QUESTA STRATEGIA di puntare al segmento business veicola anche i valori della tradizione e dell’ospitalità del popolo turco. «I nostri sono ospiti prima che clienti», ha continuato Ayci. «Siamo fortemente orientati a capire i loro bisogni, a migliorare, ad ascoltare sempre e di più per raggiungere meglio i nostri successi». Concluso il suo intervento, sui rapporti con l’Italia il chairman della Turkish Airlines ha aggiunto: «I turchi amano andare in vacanza in Italia e gli italiani amano venire in Turchia, Istanbul piace tantissimo. Ci sono anche delle grandi aziende che investono in Turchia come Ferrero o Generali». In ultimo, Ayci ha aggiunto: «Ci piacciono tanto gli italiani. Abbiamo tante cose in comune, siamo mediterranei, ci piace il buon cibo, il divertimento, gli italiani ci danno sempre un senso di positività. Siamo molto contenti di viaggiare in tante destinazioni in Italia».
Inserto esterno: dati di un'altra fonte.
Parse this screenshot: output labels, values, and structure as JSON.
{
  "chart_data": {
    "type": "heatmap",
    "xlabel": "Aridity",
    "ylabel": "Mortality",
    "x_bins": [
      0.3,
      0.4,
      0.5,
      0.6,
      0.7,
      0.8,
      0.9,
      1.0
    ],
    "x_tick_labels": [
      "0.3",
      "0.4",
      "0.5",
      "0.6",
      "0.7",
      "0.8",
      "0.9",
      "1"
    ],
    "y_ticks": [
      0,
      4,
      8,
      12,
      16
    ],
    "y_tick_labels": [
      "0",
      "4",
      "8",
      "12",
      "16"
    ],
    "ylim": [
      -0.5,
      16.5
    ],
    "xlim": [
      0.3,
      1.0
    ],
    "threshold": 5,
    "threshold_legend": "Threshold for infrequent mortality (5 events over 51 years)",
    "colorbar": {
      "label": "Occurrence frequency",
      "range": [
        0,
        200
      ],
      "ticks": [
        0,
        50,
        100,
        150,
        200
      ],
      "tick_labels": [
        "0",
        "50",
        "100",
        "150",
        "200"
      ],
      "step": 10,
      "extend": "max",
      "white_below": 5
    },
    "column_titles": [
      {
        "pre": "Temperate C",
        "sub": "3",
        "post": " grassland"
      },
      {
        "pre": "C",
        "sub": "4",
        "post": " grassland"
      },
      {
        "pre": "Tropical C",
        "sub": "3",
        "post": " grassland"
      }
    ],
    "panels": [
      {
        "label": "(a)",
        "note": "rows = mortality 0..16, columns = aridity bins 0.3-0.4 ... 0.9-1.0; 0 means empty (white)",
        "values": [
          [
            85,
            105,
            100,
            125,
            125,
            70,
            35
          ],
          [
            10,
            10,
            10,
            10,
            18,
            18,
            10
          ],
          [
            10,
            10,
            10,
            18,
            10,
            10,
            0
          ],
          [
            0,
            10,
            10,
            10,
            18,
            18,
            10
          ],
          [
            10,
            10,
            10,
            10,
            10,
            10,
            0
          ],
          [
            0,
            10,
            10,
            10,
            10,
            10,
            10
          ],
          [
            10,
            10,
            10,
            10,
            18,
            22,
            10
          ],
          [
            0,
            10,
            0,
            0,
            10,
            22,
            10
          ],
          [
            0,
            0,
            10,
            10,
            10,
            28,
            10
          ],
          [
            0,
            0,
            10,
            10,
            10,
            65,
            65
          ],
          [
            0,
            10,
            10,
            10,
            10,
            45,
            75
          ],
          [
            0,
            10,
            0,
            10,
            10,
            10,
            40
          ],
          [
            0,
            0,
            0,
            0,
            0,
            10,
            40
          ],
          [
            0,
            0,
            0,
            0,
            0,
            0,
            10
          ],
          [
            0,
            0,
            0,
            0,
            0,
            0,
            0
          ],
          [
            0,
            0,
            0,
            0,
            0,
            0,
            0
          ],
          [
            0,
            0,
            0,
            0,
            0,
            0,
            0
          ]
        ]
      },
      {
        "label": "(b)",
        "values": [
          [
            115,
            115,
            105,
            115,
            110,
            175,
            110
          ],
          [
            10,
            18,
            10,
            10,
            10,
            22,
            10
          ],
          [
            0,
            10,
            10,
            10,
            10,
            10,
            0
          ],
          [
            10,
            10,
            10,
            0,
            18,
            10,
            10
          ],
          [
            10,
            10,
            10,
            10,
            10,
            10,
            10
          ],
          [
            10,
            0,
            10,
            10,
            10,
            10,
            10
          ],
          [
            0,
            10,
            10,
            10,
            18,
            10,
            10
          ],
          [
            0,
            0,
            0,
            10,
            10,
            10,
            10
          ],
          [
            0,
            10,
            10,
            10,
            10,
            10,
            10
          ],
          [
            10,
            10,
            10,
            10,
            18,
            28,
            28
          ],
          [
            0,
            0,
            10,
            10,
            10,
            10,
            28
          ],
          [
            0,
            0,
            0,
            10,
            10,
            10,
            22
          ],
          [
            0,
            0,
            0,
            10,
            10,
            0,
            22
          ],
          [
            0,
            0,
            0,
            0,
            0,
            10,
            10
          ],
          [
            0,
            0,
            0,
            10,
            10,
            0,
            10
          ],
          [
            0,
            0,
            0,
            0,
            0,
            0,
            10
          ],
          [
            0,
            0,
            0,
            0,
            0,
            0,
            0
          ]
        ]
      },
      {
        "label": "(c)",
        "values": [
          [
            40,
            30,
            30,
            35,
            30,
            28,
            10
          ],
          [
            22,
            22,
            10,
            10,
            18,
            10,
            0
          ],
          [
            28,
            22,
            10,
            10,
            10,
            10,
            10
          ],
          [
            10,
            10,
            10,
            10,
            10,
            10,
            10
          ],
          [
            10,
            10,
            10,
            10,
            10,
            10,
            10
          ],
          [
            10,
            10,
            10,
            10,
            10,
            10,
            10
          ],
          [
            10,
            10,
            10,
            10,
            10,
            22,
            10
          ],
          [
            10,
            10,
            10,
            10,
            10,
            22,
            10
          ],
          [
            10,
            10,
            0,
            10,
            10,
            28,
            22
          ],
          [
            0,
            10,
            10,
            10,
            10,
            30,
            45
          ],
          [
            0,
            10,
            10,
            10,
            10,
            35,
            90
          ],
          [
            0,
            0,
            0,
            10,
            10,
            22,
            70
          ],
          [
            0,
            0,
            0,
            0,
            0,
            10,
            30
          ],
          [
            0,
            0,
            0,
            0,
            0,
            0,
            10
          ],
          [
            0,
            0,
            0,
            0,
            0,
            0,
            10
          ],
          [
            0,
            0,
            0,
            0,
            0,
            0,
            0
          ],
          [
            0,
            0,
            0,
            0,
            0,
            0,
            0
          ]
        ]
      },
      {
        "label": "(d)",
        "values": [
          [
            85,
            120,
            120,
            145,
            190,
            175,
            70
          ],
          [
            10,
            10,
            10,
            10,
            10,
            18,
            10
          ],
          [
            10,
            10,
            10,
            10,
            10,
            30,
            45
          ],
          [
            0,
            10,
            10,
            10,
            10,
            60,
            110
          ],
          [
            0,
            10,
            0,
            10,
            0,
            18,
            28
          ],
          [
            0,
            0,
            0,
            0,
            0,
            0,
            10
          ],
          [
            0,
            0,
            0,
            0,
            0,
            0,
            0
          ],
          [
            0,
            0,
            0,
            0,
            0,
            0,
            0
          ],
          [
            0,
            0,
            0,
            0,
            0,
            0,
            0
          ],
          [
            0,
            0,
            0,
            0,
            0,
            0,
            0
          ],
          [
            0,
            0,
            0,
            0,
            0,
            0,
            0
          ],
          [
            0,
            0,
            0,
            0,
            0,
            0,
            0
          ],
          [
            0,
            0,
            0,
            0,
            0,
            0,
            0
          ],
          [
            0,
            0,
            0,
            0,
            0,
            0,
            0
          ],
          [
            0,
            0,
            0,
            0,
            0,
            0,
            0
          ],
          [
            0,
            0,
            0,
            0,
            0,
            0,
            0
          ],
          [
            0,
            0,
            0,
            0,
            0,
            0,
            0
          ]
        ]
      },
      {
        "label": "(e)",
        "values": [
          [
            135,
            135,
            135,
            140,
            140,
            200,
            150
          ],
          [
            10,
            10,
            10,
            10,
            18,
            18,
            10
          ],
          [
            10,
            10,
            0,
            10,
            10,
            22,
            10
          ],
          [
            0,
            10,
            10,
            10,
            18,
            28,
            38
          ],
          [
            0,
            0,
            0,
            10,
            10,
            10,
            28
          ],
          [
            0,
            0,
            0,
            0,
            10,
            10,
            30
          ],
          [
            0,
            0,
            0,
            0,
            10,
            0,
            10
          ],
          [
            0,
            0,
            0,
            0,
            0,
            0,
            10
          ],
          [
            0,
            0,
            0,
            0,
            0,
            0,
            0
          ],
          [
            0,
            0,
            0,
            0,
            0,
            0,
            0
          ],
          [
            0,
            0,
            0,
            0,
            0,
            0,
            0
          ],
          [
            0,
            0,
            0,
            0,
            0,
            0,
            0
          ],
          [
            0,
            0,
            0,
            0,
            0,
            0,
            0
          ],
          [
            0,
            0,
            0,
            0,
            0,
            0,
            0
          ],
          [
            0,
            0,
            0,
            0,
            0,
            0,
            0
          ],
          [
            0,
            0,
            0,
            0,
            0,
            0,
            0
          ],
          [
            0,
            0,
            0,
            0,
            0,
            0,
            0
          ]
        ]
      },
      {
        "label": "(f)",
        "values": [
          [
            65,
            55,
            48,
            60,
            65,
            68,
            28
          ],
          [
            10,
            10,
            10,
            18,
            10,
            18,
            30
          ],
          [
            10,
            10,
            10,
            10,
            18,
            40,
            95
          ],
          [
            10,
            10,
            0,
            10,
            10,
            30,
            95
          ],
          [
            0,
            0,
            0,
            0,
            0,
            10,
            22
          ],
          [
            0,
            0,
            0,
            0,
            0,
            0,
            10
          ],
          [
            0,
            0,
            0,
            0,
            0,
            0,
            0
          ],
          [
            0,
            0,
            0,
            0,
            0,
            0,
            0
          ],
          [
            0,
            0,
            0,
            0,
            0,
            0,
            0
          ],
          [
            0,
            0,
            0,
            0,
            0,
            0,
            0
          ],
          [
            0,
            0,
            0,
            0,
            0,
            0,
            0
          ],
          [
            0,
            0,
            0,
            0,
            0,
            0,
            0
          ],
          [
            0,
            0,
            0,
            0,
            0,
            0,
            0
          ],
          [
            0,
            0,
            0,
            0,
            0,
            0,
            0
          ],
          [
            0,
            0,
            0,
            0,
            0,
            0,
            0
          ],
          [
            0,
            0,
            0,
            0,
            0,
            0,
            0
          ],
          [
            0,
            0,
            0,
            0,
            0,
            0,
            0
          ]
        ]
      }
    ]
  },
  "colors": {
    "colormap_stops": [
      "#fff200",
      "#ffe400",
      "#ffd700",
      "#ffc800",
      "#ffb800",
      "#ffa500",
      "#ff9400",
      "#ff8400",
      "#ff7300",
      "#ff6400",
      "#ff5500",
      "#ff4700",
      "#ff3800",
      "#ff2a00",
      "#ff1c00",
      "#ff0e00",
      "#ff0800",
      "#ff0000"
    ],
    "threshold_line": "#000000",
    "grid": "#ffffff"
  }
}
MENTALITÀ aperta all’ascolto del cliente per migliorare, ma anche un’offerta aggressiva e molto competitiva rivolta alla clientela business, che guarda ai servizi, al prezzo e alla flessibilità. Nel mondo sono oltre 14mila le aziende che hanno scelto Turkish Airlines Corporate Club, in Italia 536 in crescita costante. «Tramite questo programma – ha spiegato Mert Dorman, presidente del dipartimento Corporate – le aziende hanno dei vantaggi, sconti sulle tariffe, franchigia bagaglio aggiuntiva, la possibilità di accedere alle lounge viaggiando anche con biglietti in classe economica, oppure cambiare biglietto senza pagare penali. Il nostro obiettivo è trasformare il programma corporate nel migliore prodotto sul mercato».